Traditional Chinese food is something I have not had much luck replicating perfectly at home.  I’ve tried.  I’ve used recipes.  I’ve got cookbooks.  I’ve had some successes certainly, yummy results…sure, but tasting like true Chinese take out…no dice.  I don’t know if it’s the ingredients, the equipment, the know-how.  Probably all three.  But I’ve decided to stop trying to figure it out.  Some things should remain a mystery.  So when I’m really craving Chinese I usually order out from the place a couple blocks from my house, and when I walk in the door to pick it up, the owner yells out, “Welcome home!”  Then he hands me my food and says “Here you go, Cutie!”  I get mouth-watering take-out and a compliment in less than 10 minutes, for under 10 bucks.  Can’t beat it.  So I don’t try.  Instead, I do many Asian-inspired stir fry type things.  They have less to do with recipes or ethnic authenticity and more to do with blending some of my favorite flavors with whatever happens to be in my fridge at the time.

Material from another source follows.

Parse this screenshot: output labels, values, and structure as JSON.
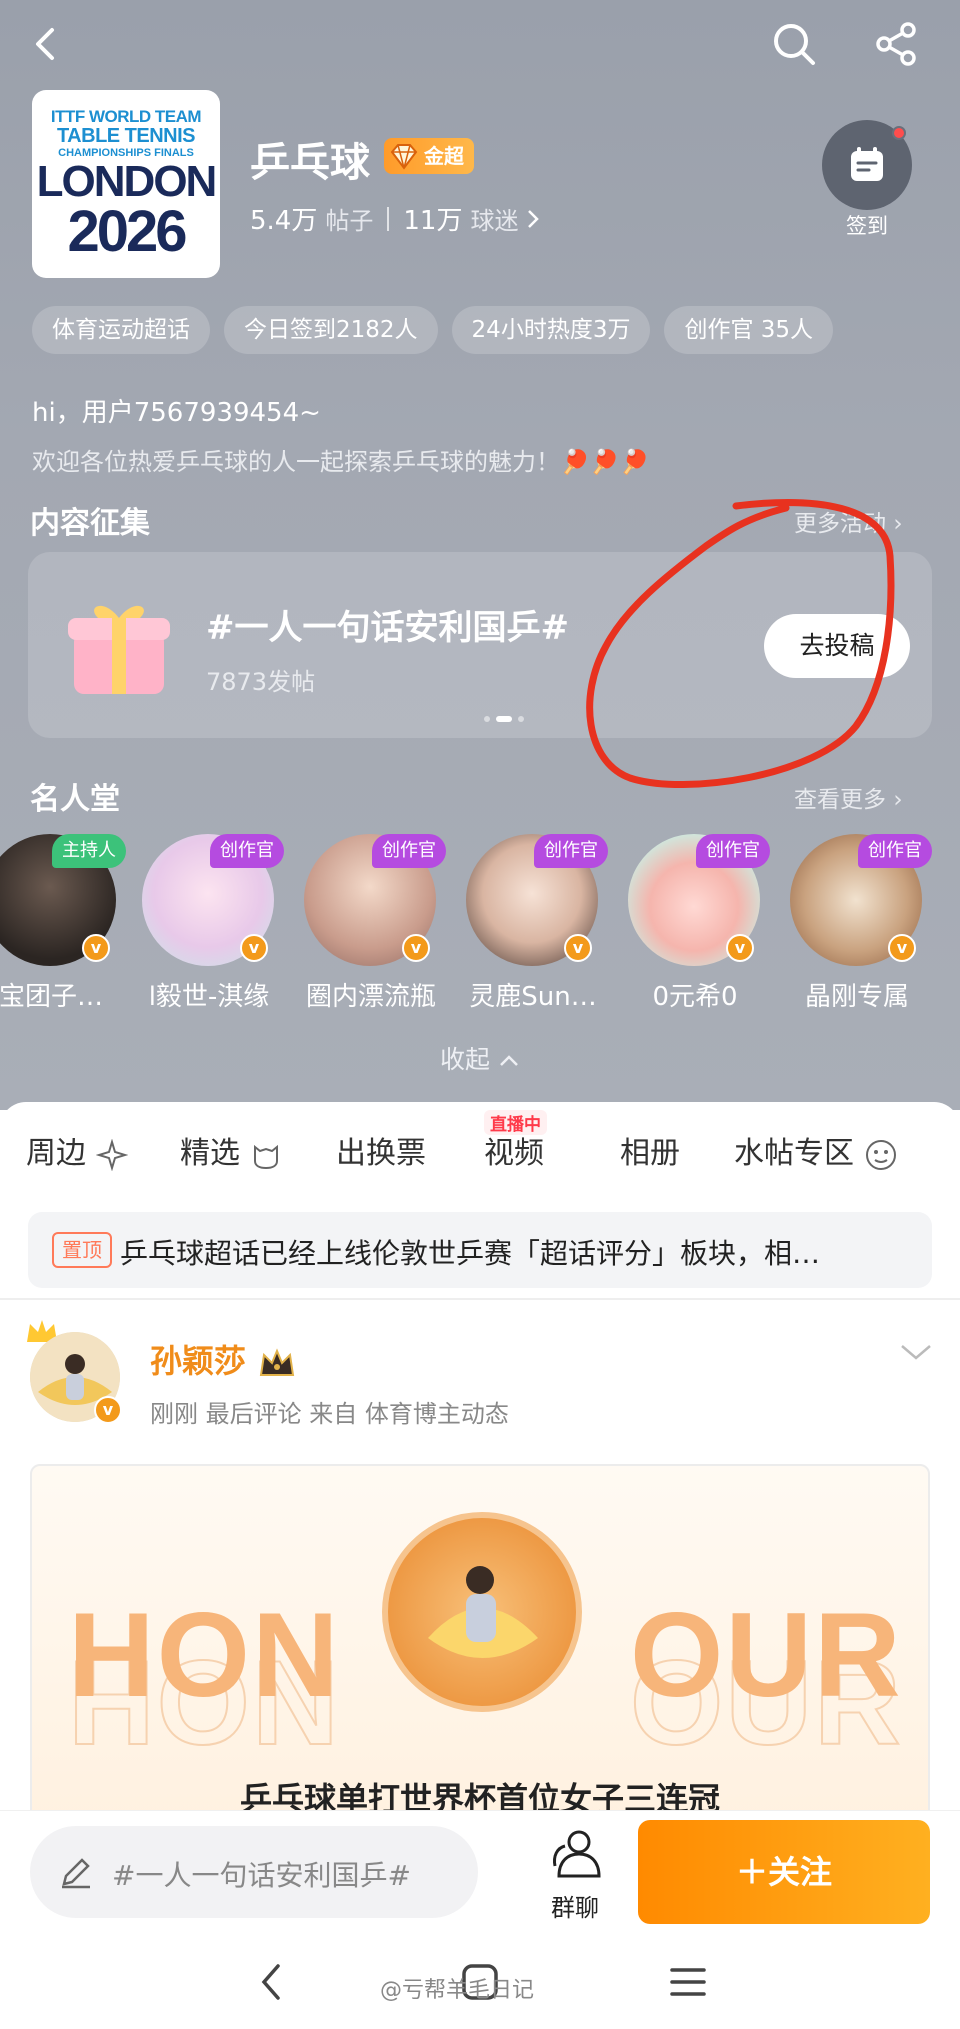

My son Luke is a freak for noodles.  Always has  been.  I’ve been feeding my kids ethnic food – really, whatever I was eating – ever since they started eating food.  As a result, they like pretty much everything now.  But when they were little, I started out simple, introducing them to new flavors slowly and adding more as we went along.  Sesame noodles are something I’ve been making for them since they were small.  It’s perfect for kids (or picky adults) because there are no weird ingredients.  Simple and basic, they are perfect by themselves or with any stir fry.  They are delicious served hot, cold, or in between.  This time I paired them with a spicy broccoli stir fry.

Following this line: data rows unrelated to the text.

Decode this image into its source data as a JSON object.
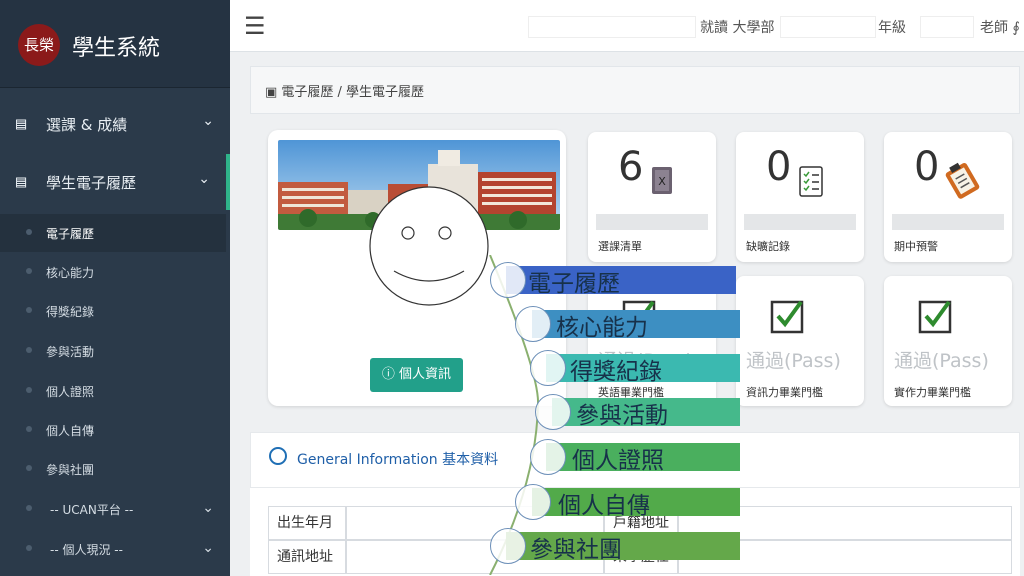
{
  "sidebar": {
    "logo_text": "長榮",
    "brand_title": "學生系統",
    "menu1": {
      "icon": "id-card-icon",
      "label": "選課 & 成績"
    },
    "menu2": {
      "icon": "id-card-icon",
      "label": "學生電子履歷"
    },
    "subitems": [
      {
        "label": "電子履歷",
        "active": true
      },
      {
        "label": "核心能力"
      },
      {
        "label": "得獎紀錄"
      },
      {
        "label": "參與活動"
      },
      {
        "label": "個人證照"
      },
      {
        "label": "個人自傳"
      },
      {
        "label": "參與社團"
      },
      {
        "label": "-- UCAN平台 --"
      },
      {
        "label": "-- 個人現況 --"
      }
    ]
  },
  "topbar": {
    "dept_label": "就讀 大學部",
    "grade_label": "年級",
    "teacher_label": "老師 ∮"
  },
  "breadcrumb": "▣ 電子履歷 / 學生電子履歷",
  "profile": {
    "info_button": "ⓘ 個人資訊"
  },
  "cards_top": [
    {
      "num": "6",
      "caption": "選課清單",
      "icon": "book-icon"
    },
    {
      "num": "0",
      "caption": "缺曠記錄",
      "icon": "checklist-icon"
    },
    {
      "num": "0",
      "caption": "期中預警",
      "icon": "clipboard-icon"
    }
  ],
  "cards_bottom": [
    {
      "status": "通過(Pass)",
      "caption": "英語畢業門檻"
    },
    {
      "status": "通過(Pass)",
      "caption": "資訊力畢業門檻"
    },
    {
      "status": "通過(Pass)",
      "caption": "實作力畢業門檻"
    }
  ],
  "general": {
    "title": "General Information 基本資料"
  },
  "table": {
    "rows": [
      {
        "label1": "出生年月",
        "label2": "戶籍地址"
      },
      {
        "label1": "通訊地址",
        "label2": "來學歷任"
      }
    ]
  },
  "timeline": {
    "items": [
      "電子履歷",
      "核心能力",
      "得獎紀錄",
      "參與活動",
      "個人證照",
      "個人自傳",
      "參與社團"
    ],
    "colors": [
      "#3a63c6",
      "#3d8fc2",
      "#3bb9b0",
      "#45b98b",
      "#4aaf5e",
      "#52aa4a",
      "#64a84a"
    ]
  },
  "colors": {
    "sidebar_bg": "#2b3a4a",
    "accent": "#2fb38a",
    "info_btn": "#22a08a",
    "link": "#1f5fa8"
  }
}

Sesame Noodles & Broccoli Stir Fry

Sesame Noodles

1 pkg. thin spaghetti or angel hair noodles
2 tsp. sesame oil
1 tsp. soy sauce
1/2 tsp. crushed red pepper
1 tsp. kosher salt
2 tsp. toasted sesame seeds (you can buy them toasted or toast them yourself a minute or two in a skillet on the stove)
2 tbsp. sliced green onions

Cook noodles according to package directions.  Do not overcook!  Drain and rinse (I don’t normally rinse pasta but I usually do with this since I prefer it at room temperature and don’t like it to stick together).  Add other ingredients and toss.


Broccoli Stir Fry

1 tbsp. canola oil
2 cloves garlic, minced
1 tsp. minced ginger
2 cups of broccoli florets
4 oz. mushrooms, sliced
1 yellow pepper, sliced
1-2 tsp. garlic chile sauce (found in the Asian section of the grocery store)
1 tsp. sesame oil
1/2 tsp. sugar

Heat oil in skillet or wok over med-high heat.  Add garlic & ginger and saute a minute until fragrant.  Add veggies, stir fry for a few minutes.  Add garlic chile sauce (add more or less depending on how spicy you like it), sesame oil and sugar.  Continue to stir fry until veggies are crisp-tender.  Serve with noodles.